To put the problem in the simplest terms, the interests of the client continue to be sidelined in the way the firm operates and thinks about making money. Goldman Sachs is one of the world’s largest and most important investment banks and it is too integral to global finance to continue to act this way. The firm has veered so far from the place I joined right out of college that I can no longer in good conscience say that I identify with what it stands for.
It might sound surprising to a skeptical public, but culture was always a vital part of Goldman Sachs’s success. It revolved around teamwork, integrity, a spirit of humility, and always doing right by our clients. The culture was the secret sauce that made this place great and allowed us to earn our clients’ trust for 143 years. It wasn’t just about making money; this alone will not sustain a firm for so long. It had something to do with pride and belief in the organization. I am sad to say that I look around today and see virtually no trace of the culture that made me love working for this firm for many years. I no longer have the pride, or the belief.

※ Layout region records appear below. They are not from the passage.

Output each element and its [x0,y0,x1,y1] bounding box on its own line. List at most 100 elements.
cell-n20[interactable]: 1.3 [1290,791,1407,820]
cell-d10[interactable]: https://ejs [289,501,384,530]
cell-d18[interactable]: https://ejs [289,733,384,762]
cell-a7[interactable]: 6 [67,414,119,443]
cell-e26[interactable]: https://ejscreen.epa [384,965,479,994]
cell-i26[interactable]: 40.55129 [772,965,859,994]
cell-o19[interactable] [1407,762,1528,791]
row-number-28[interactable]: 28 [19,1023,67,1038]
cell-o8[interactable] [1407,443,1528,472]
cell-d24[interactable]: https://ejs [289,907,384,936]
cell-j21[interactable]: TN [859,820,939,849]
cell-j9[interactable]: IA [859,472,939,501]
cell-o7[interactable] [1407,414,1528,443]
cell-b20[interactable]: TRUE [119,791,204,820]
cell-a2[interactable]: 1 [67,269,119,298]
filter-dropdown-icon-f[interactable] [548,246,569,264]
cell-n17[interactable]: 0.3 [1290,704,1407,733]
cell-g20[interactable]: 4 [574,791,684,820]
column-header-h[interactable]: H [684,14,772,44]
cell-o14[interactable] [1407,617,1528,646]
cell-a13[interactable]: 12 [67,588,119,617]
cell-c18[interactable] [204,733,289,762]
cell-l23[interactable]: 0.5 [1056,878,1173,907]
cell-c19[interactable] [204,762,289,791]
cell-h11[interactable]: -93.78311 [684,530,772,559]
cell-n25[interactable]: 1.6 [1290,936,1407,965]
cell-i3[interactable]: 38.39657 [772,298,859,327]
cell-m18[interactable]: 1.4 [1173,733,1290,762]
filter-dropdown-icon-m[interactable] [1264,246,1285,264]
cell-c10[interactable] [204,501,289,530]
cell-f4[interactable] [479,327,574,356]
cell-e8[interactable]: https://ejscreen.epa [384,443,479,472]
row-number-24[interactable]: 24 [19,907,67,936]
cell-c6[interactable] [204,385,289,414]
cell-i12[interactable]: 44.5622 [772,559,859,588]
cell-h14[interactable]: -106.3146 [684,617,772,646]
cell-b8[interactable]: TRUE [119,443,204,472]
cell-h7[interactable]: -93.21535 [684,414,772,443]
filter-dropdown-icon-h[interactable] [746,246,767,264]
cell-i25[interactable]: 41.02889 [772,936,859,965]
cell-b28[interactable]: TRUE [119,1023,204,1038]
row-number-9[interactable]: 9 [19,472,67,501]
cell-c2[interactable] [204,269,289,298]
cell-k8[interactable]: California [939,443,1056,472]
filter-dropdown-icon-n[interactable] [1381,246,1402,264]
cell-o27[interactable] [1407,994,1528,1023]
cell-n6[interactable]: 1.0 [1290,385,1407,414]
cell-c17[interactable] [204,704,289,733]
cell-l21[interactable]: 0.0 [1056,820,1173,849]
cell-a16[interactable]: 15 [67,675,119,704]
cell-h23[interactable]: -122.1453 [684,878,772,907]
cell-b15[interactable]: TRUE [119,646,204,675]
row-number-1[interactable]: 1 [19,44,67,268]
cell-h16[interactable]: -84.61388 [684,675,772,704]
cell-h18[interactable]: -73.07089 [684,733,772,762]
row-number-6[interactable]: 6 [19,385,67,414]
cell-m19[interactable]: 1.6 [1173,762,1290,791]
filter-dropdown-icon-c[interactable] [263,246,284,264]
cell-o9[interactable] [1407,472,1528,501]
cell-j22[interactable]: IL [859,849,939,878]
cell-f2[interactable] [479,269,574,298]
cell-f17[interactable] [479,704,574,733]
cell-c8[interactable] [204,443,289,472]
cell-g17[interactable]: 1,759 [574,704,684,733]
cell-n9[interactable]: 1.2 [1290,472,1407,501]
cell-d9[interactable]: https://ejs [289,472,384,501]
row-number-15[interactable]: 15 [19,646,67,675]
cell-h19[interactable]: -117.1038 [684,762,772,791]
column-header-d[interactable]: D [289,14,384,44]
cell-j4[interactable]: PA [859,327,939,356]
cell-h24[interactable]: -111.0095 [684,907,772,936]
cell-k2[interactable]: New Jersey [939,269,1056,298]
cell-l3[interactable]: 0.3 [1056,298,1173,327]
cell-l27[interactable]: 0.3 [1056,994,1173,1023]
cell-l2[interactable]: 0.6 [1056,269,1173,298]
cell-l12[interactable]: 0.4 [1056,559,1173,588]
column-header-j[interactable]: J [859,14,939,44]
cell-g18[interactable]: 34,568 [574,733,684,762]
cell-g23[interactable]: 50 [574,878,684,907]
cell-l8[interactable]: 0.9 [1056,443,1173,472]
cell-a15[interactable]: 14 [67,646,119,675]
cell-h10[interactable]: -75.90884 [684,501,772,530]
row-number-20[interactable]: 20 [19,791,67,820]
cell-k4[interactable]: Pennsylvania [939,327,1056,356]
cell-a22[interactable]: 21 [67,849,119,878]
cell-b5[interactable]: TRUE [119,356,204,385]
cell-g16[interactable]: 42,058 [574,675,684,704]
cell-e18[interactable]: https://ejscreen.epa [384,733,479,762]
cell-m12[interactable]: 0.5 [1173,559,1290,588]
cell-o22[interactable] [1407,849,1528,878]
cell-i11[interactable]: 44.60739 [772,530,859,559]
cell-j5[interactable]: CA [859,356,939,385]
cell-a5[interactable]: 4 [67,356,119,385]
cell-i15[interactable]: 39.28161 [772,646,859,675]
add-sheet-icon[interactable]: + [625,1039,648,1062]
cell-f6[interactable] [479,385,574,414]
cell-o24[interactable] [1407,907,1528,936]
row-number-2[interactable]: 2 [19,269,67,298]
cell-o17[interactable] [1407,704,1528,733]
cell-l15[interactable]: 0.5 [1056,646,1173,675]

These are the parting words of Greg Smith, who announced in the NY Times this morning that he was quitting Goldman Sachs because of the reasons stated above. Mr. Smith is 33 and was at the firm for 12 years, ending up as executive director and head of Goldman’s equity derivatives business in Europe, the Middle East and Africa.
Most people will enjoy seeing Lloyd Blankfein, its CEO, twist in the wind. I don’t. I think there is much to what Mr. Smith says about GS and about Wall Street. It’s no shock they want to make tanker loads of money. But the popular meme about Wall Street by Wall Streeters has been that they were professionals, like lawyers and accountants who owed a duty of trust to their clients. Dissuade yourself of that fantasy. It’s never been that way, despite Mr. Smith’s lament.
I’m not saying they are crooks and neither does Mr. Smith. I worked for a brokerage firm 40 years ago and the elderly and courtly president of the firm, one who had survived the Crash of ’29, gave me this simple lesson in the life of stock brokerage. He said, “Harding, think of us like a grocery store with stock on the shelves. Your job is to get that stock off our shelves and sell it to someone.” I did and was pretty good at it. But the pressure was constant to “get your gross up”. I quit.